ECLI:NL:RBOVE:2019:5059
Rechtbank Overijssel
- Eerste aanleg - enkelvoudig
- Rechtspraak.nl
Afwijzing verzoek tot toelating schuldsanering wegens niet te goeder trouw ontstaan van schulden en verdenking van Ponzi-fraude
In deze zaak heeft de Rechtbank Overijssel op 28 oktober 2019 uitspraak gedaan in een verzoek tot toelating tot de schuldsanering van [verzoeker]. Het verzoek is afgewezen op grond van het feit dat de schulden van [verzoeker] niet te goeder trouw zijn ontstaan. De rechtbank heeft vastgesteld dat [verzoeker] een eenmanszaak exploiteert die financiële problemen heeft ondervonden, voornamelijk door wijzigingen in de wetgeving en stijgende personeelskosten. De totale schuldenlast bedraagt € 865.002, waarvan een aanzienlijk deel aan natuurlijke personen is uitgeleend. Tijdens de zitting is naar voren gekomen dat [verzoeker] op grote schaal als bank heeft gefunctioneerd, waarbij hij geld van klanten leende en dit uitleende aan andere klanten, wat de rechtbank deed concluderen dat er sprake is van Ponzi-fraude.
De rechtbank heeft in haar overwegingen benadrukt dat [verzoeker] niet aannemelijk heeft gemaakt dat hij te goeder trouw is geweest ten aanzien van het ontstaan van zijn schulden. De rechtbank oordeelde dat [verzoeker] zijn schuldeisers onder valse voorwendselen heeft overgehaald om geld aan hem te lenen, terwijl hij wist dat hij niet in staat zou zijn om het beloofde rendement uit te keren. Bovendien heeft hij zijn schulden in de afgelopen jaren niet afgelost, ondanks dat hij wist dat zijn onderneming in financiële problemen verkeerde. De rechtbank heeft ook het feit dat [verzoeker] recentelijk een nieuwe auto heeft geleased, terwijl hij al bestaande financiële verplichtingen niet kon nakomen, als een teken van gebrekkige moraal beschouwd.

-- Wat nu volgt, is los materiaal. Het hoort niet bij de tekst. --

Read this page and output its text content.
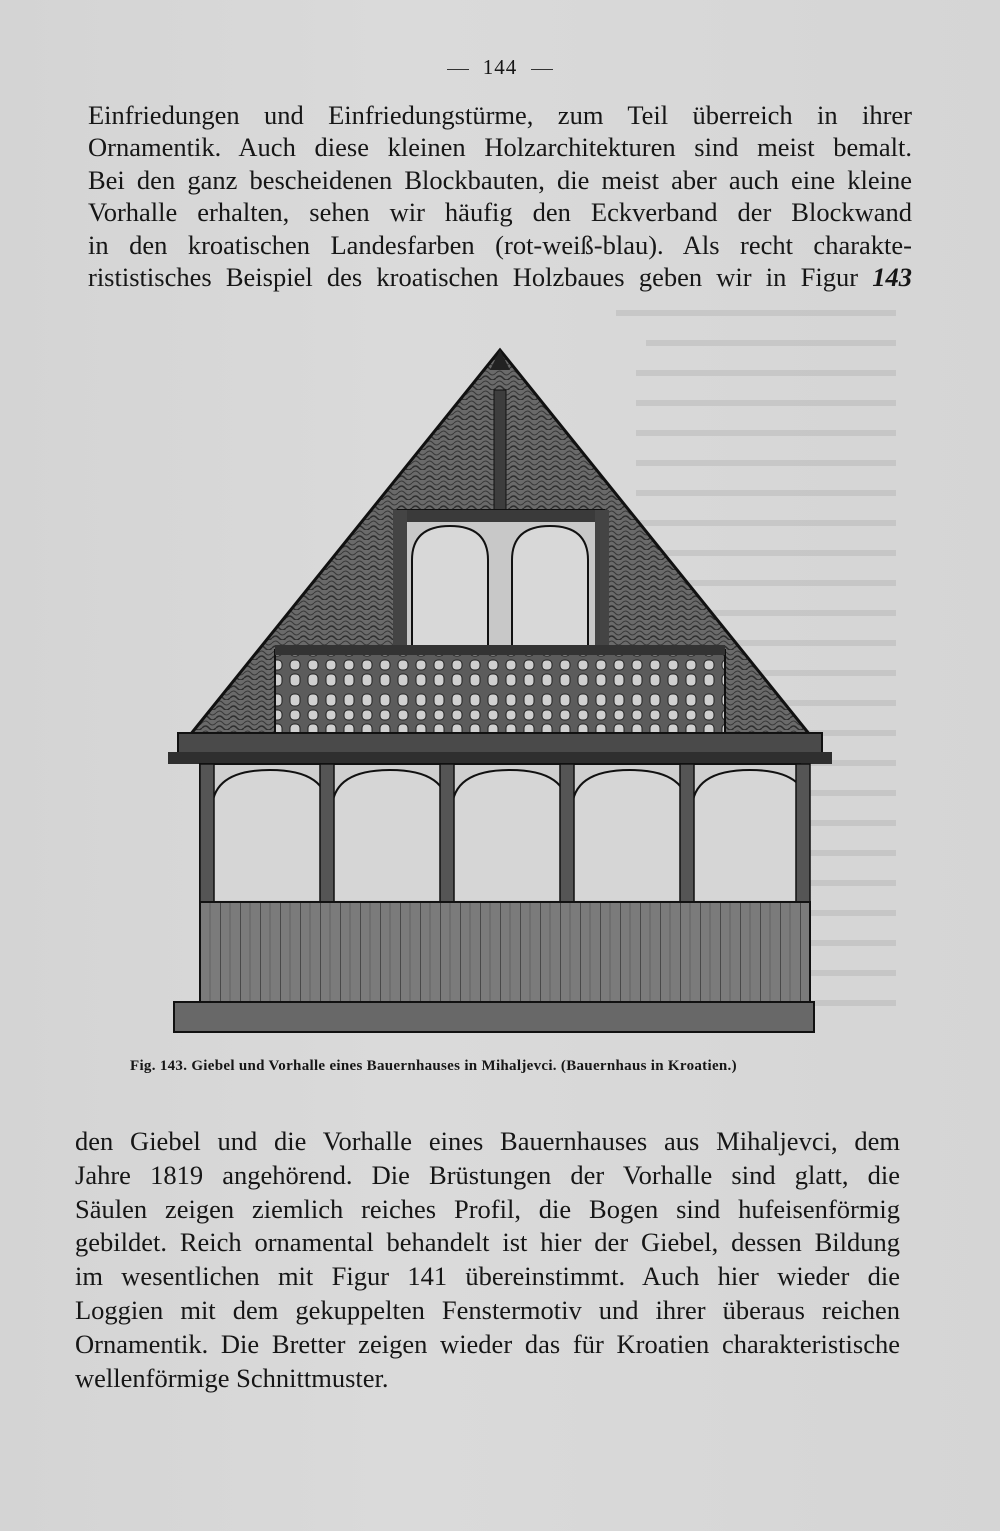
144
Einfriedungen und Einfriedungstürme, zum Teil überreich in ihrer
Ornamentik. Auch diese kleinen Holzarchitekturen sind meist bemalt.
Bei den ganz bescheidenen Blockbauten, die meist aber auch eine kleine
Vorhalle erhalten, sehen wir häufig den Eckverband der Blockwand
in den kroatischen Landesfarben (rot-weiß-blau). Als recht charakte-
rististisches Beispiel des kroatischen Holzbaues geben wir in Figur 143
Fig. 143. Giebel und Vorhalle eines Bauernhauses in Mihaljevci. (Bauernhaus in Kroatien.)
den Giebel und die Vorhalle eines Bauernhauses aus Mihaljevci, dem
Jahre 1819 angehörend. Die Brüstungen der Vorhalle sind glatt, die
Säulen zeigen ziemlich reiches Profil, die Bogen sind hufeisenförmig
gebildet. Reich ornamental behandelt ist hier der Giebel, dessen Bildung
im wesentlichen mit Figur 141 übereinstimmt. Auch hier wieder die
Loggien mit dem gekuppelten Fenstermotiv und ihrer überaus reichen
Ornamentik. Die Bretter zeigen wieder das für Kroatien charakteristische
wellenförmige Schnittmuster.
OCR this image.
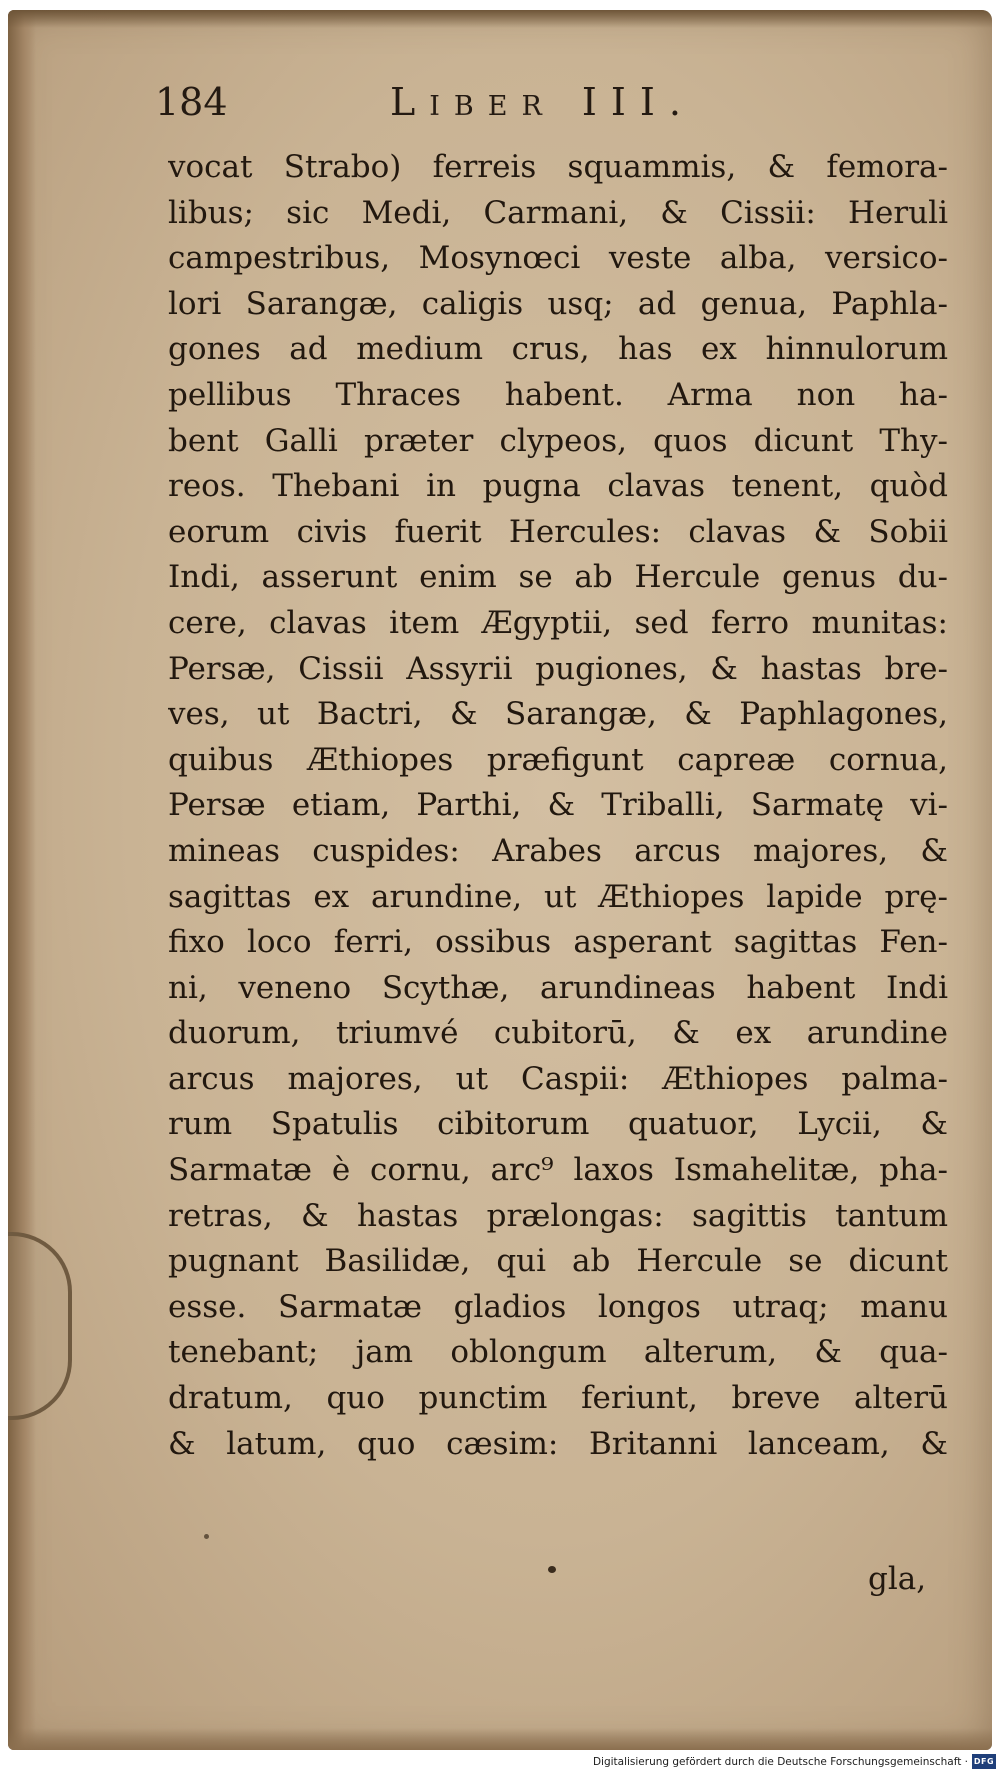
184	Liber III.
vocat Strabo) ferreis squammis, & femora-
libus; sic Medi, Carmani, & Cissii: Heruli
campestribus, Mosynœci veste alba, versico-
lori Sarangæ, caligis usq; ad genua, Paphla-
gones ad medium crus, has ex hinnulorum
pellibus Thraces habent. Arma non ha-
bent Galli præter clypeos, quos dicunt Thy-
reos. Thebani in pugna clavas tenent, quòd
eorum civis fuerit Hercules: clavas & Sobii
Indi, asserunt enim se ab Hercule genus du-
cere, clavas item Ægyptii, sed ferro munitas:
Persæ, Cissii Assyrii pugiones, & hastas bre-
ves, ut Bactri, & Sarangæ, & Paphlagones,
quibus Æthiopes præfigunt capreæ cornua,
Persæ etiam, Parthi, & Triballi, Sarmatę vi-
mineas cuspides: Arabes arcus majores, &
sagittas ex arundine, ut Æthiopes lapide prę-
fixo loco ferri, ossibus asperant sagittas Fen-
ni, veneno Scythæ, arundineas habent Indi
duorum, triumvé cubitorū, & ex arundine
arcus majores, ut Caspii: Æthiopes palma-
rum Spatulis cibitorum quatuor, Lycii, &
Sarmatæ è cornu, arc⁹ laxos Ismahelitæ, pha-
retras, & hastas prælongas: sagittis tantum
pugnant Basilidæ, qui ab Hercule se dicunt
esse. Sarmatæ gladios longos utraq; manu
tenebant; jam oblongum alterum, & qua-
dratum, quo punctim feriunt, breve alterū
& latum, quo cæsim: Britanni lanceam, &
gla,
Digitalisierung gefördert durch die Deutsche Forschungsgemeinschaft · DFG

Op basis van deze overwegingen heeft de rechtbank het verzoek tot schuldsanering afgewezen, met verwijzing naar artikel 288 lid 1 aanhef en onder b van de Faillissementswet. De uitspraak benadrukt de noodzaak voor schuldenaren om te handelen in overeenstemming met goede trouw en moraal bij het aangaan van financiële verplichtingen.